There is no doubt Dr. Robinson had a tremendous influence on the creation of the Peace Corps. In June 1962, President Kennedy hosted the Crossroaders on the South Lawn at the White House. Talking about some of the many difficulties facing emerging nations in Africa — and the greatest concerns among the leaders of a dozen new nations he had met — Kennedy said, “The problems they face today, in every case, they have told me, were far more difficult than the problems they faced in the fight for independence.
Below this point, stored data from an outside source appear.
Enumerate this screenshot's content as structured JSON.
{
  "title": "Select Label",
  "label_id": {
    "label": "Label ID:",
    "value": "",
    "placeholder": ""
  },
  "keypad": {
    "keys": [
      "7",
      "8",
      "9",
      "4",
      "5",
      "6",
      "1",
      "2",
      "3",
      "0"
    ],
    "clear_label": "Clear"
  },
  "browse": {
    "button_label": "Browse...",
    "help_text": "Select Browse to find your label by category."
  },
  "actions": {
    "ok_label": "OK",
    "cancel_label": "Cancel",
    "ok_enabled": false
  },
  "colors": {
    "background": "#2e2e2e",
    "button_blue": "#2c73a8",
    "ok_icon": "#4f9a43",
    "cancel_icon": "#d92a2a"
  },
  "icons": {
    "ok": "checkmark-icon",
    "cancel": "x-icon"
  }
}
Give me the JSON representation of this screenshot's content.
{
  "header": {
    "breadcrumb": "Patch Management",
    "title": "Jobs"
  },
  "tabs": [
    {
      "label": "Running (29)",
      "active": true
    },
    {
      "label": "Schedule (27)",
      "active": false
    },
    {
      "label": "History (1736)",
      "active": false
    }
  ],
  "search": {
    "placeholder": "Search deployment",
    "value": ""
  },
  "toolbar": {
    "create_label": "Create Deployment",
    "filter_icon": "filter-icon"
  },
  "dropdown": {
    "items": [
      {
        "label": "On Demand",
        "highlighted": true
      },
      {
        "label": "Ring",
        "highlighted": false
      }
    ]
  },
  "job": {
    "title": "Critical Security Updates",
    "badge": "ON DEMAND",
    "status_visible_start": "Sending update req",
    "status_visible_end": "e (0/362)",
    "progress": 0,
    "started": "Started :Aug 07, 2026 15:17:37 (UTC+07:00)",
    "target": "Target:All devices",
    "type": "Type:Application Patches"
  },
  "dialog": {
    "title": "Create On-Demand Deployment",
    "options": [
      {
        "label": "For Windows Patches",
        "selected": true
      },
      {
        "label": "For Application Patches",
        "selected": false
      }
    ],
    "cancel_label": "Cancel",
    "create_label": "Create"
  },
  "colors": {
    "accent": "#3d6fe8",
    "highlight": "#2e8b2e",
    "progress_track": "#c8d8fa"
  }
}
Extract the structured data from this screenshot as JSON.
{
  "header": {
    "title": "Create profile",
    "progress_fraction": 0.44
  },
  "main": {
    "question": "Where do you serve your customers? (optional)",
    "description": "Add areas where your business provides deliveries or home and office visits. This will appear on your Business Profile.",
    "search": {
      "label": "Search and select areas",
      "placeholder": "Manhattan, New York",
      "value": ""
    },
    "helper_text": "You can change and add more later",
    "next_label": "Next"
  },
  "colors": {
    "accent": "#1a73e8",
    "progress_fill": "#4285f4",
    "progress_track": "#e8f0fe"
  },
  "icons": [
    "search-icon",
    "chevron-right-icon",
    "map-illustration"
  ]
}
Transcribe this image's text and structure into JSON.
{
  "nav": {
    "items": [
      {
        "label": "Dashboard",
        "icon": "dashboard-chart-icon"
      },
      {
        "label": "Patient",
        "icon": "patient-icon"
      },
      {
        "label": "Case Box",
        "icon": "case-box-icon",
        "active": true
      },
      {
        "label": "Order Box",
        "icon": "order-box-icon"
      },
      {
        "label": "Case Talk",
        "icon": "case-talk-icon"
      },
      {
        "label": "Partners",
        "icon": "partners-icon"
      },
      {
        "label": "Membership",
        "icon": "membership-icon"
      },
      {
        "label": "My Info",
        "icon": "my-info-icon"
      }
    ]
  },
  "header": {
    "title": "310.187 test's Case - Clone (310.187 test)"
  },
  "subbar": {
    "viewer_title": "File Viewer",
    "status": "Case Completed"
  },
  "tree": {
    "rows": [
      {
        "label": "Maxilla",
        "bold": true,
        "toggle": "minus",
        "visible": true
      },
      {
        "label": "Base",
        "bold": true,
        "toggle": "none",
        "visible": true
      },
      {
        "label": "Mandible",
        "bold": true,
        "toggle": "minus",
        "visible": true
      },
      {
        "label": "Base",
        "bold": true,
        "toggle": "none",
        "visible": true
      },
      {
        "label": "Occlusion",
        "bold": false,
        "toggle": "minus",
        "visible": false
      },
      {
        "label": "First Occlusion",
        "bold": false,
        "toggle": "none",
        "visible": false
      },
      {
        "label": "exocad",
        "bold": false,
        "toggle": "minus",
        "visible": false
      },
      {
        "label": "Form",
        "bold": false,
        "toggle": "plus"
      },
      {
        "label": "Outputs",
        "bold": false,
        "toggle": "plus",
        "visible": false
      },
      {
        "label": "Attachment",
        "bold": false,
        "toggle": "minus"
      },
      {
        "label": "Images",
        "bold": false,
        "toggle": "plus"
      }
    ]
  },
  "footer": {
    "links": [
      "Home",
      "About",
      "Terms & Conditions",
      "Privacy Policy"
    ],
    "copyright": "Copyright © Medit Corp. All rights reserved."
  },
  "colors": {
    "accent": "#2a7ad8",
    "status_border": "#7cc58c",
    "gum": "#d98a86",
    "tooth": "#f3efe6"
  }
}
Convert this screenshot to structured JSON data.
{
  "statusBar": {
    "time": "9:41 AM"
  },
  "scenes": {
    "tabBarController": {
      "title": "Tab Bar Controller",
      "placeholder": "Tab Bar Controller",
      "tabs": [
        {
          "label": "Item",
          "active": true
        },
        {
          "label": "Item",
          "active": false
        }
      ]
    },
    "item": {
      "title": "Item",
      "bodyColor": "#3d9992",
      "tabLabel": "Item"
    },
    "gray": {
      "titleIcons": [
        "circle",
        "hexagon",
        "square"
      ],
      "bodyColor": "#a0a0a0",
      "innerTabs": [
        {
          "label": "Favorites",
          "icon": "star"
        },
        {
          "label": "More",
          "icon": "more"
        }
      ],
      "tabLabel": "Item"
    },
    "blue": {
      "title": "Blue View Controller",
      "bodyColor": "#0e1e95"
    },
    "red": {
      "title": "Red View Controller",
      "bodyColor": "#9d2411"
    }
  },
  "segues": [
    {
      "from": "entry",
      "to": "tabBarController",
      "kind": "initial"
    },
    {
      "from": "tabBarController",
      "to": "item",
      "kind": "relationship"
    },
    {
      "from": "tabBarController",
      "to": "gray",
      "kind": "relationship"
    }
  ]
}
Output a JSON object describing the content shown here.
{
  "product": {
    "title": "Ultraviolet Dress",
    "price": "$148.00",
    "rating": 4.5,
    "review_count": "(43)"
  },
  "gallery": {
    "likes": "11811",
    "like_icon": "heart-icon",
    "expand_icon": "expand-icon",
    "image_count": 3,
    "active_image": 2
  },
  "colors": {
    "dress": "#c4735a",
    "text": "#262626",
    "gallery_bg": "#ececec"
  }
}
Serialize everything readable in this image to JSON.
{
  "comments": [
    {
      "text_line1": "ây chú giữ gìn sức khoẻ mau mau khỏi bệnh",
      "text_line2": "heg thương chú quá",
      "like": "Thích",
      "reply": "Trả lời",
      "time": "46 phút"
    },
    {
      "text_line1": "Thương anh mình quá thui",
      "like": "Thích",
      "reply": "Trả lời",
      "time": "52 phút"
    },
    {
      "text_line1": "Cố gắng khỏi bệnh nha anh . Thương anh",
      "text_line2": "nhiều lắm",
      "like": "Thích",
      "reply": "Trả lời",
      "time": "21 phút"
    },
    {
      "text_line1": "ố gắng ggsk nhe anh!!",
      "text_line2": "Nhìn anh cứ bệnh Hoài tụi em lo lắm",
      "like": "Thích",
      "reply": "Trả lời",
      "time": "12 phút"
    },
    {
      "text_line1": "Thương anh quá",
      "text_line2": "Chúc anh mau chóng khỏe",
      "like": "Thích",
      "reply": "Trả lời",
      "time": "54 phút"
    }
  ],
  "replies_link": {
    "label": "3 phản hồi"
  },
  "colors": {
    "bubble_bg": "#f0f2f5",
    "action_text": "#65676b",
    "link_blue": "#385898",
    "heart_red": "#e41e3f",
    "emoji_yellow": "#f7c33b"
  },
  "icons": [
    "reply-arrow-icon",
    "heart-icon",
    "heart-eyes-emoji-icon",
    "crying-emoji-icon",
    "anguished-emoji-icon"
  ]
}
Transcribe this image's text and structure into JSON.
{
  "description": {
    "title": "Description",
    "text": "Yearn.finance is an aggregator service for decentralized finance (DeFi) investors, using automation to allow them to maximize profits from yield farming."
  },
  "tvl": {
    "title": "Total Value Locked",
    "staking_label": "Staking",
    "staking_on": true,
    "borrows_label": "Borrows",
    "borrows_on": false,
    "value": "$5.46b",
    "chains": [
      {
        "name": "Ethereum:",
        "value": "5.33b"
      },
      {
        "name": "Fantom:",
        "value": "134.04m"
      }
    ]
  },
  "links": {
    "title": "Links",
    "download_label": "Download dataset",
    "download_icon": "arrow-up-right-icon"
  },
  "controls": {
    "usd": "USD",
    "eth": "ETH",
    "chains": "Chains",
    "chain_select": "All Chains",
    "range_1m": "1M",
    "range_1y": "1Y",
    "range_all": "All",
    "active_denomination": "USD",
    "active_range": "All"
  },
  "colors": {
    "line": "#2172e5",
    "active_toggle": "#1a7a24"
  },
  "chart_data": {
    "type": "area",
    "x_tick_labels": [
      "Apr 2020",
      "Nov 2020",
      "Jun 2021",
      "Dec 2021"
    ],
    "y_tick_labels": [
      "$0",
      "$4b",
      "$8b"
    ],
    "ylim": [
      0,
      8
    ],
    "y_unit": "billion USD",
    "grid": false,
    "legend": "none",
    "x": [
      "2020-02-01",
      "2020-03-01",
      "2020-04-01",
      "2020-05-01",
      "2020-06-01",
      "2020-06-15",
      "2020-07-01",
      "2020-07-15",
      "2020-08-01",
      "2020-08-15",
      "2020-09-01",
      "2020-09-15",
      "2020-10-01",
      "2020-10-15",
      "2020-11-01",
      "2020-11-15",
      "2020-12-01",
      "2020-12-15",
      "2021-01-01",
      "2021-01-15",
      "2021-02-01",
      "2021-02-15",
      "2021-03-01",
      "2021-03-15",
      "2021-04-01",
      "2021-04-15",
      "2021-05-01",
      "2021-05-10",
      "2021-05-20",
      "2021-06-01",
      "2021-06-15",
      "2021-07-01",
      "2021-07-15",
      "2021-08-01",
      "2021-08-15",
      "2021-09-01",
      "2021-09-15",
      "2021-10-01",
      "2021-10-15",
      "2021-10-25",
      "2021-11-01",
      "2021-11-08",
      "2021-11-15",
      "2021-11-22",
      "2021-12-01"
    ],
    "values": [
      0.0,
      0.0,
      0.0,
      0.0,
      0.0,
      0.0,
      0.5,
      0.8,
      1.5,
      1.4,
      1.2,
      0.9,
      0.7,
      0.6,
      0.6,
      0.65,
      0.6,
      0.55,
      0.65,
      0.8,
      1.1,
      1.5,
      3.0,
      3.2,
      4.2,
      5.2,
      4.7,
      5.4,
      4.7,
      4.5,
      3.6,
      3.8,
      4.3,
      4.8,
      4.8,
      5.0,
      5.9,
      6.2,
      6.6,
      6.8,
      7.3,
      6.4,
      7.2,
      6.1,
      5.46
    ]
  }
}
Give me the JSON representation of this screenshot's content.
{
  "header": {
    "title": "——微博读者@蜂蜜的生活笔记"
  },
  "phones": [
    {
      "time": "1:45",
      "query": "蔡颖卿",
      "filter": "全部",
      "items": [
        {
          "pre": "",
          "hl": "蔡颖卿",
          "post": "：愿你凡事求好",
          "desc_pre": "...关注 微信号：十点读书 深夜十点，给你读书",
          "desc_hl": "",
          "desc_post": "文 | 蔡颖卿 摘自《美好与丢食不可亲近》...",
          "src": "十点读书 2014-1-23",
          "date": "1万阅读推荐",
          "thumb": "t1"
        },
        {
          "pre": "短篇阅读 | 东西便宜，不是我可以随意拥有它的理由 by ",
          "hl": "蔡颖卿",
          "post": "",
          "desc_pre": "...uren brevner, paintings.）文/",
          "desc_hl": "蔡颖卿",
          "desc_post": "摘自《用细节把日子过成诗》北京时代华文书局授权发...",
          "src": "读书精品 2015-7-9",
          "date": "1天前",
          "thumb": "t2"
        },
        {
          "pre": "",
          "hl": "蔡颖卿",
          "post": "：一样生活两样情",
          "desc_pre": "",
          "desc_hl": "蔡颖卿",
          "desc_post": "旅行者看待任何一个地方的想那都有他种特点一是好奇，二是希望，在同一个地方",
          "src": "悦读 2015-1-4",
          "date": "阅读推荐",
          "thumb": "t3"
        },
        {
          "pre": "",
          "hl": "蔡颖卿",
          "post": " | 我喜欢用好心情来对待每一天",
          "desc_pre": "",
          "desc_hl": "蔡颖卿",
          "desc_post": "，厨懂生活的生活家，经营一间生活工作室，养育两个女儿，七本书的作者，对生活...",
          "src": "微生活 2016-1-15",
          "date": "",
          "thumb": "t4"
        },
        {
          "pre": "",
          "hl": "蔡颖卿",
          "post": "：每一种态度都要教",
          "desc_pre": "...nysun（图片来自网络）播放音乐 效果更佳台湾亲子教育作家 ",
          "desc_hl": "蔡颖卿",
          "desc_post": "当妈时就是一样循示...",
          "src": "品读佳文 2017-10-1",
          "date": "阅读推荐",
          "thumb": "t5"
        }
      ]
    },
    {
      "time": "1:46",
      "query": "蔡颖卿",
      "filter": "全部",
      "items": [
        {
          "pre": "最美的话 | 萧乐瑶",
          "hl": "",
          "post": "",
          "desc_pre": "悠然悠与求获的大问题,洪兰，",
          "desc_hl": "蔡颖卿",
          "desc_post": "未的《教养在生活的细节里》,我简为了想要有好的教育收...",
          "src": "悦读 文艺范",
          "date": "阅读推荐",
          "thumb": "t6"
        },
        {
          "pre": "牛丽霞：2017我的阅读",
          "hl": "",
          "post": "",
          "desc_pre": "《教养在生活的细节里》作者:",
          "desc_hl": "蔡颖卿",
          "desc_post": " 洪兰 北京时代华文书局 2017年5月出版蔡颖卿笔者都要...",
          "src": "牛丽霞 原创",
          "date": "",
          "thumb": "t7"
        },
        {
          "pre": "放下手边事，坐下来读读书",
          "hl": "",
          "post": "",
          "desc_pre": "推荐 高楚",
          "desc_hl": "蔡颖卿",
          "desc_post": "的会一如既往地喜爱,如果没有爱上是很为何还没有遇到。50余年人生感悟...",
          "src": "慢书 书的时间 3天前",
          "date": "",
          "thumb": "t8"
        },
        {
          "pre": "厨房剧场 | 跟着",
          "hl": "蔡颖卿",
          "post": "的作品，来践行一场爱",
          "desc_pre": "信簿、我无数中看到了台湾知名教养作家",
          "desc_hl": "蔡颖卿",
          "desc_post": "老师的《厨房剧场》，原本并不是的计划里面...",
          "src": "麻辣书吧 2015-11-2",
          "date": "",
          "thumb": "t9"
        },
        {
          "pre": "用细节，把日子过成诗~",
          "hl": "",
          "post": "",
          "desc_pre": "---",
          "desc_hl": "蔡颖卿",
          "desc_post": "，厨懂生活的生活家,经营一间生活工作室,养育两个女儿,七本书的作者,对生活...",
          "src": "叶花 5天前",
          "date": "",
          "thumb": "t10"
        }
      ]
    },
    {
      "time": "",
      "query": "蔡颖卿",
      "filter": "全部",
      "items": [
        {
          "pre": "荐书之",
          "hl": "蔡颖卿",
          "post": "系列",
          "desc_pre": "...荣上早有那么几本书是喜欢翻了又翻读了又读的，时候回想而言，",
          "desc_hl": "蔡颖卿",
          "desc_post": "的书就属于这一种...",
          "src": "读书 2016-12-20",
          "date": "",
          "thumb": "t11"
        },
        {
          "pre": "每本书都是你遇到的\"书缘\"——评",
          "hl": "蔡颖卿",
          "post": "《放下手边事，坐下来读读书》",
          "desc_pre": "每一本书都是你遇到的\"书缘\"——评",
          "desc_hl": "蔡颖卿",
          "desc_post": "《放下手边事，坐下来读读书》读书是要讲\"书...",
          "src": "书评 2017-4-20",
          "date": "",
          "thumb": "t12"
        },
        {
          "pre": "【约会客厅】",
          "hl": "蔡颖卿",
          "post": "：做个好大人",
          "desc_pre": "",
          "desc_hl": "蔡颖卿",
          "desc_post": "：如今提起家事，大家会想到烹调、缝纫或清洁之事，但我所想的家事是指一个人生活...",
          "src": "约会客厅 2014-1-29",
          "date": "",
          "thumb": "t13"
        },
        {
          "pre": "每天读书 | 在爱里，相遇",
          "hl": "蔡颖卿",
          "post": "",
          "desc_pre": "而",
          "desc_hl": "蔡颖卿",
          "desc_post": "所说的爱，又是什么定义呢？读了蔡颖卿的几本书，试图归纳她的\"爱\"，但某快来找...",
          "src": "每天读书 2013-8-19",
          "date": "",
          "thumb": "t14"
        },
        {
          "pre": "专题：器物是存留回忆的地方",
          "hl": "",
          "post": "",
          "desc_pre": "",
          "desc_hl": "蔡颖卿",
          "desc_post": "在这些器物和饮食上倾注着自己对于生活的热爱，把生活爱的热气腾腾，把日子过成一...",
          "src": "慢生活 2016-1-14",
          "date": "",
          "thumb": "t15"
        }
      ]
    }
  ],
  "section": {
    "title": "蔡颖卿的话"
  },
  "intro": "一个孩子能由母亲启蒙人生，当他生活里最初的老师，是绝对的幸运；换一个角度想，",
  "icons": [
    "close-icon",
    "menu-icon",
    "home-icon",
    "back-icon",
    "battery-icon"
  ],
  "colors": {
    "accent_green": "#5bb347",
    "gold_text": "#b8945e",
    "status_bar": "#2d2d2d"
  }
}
Now that problem is to maintain that national sovereignty and independence and make it worthwhile, because disillusionment is the second wave that comes after the wave of enthusiasm.” Kennedy paid particular tribute to Crossroads by saying the volunteers in this effort really were “the progenitors of the Peace Corps.”
White House meeting, 1962: Before a gathering of volunteers for Operation Crossroads Africa, James Robinson talks with John F. Kennedy and Hubert Humphrey. Photo courtesy Operation Crossroads Africa
WHAT CROSSROADS HAS BEEN DOING for a number of years led to the establishment of what I consider to be the most encouraging indication of the desire for service — not only in this country, but all around the world — that we have seen in recent years. Dr. Robinson became an advisor for the Peace Corps. And many other people have been directly influenced by that Crossroads experience.
I’ve spent my life ever since volunteering — now 50 years — very much involved in Africa because of Dr. Robinson. Crossroads is still in existence and working to promote understanding of Africa and the African diaspora. Unfortunately, because of the pandemic, no volunteer groups went out last year or this year. My hope and my prayer is that there will be teams going out in 2022. Dr. James A. Robinson transitioned in 1972. But his vision, his legacy, lives on.
These remarks were delivered on September 14, 2021, as part of “Strategies for Increasing African American Inclusion in the Peace Corps and International Careers,” a series of conversations hosted by the Constituency for Africa and sponsored by National Peace Corps Association. They appear in the 2021 Anniversary Edition of WorldView magazine.
Rev. Dr. Jonathan Weaver is pastor of the Greater Mt. Nebo AME Church in Bowie, Maryland. Reverend Weaver previously served as director of development for Operations Crossroads Africa. He is the founder and president of the Pan African Collective, whose mission is to build bridges of understanding, forge diverse partnerships, and promote economic and social development in Africa and other places.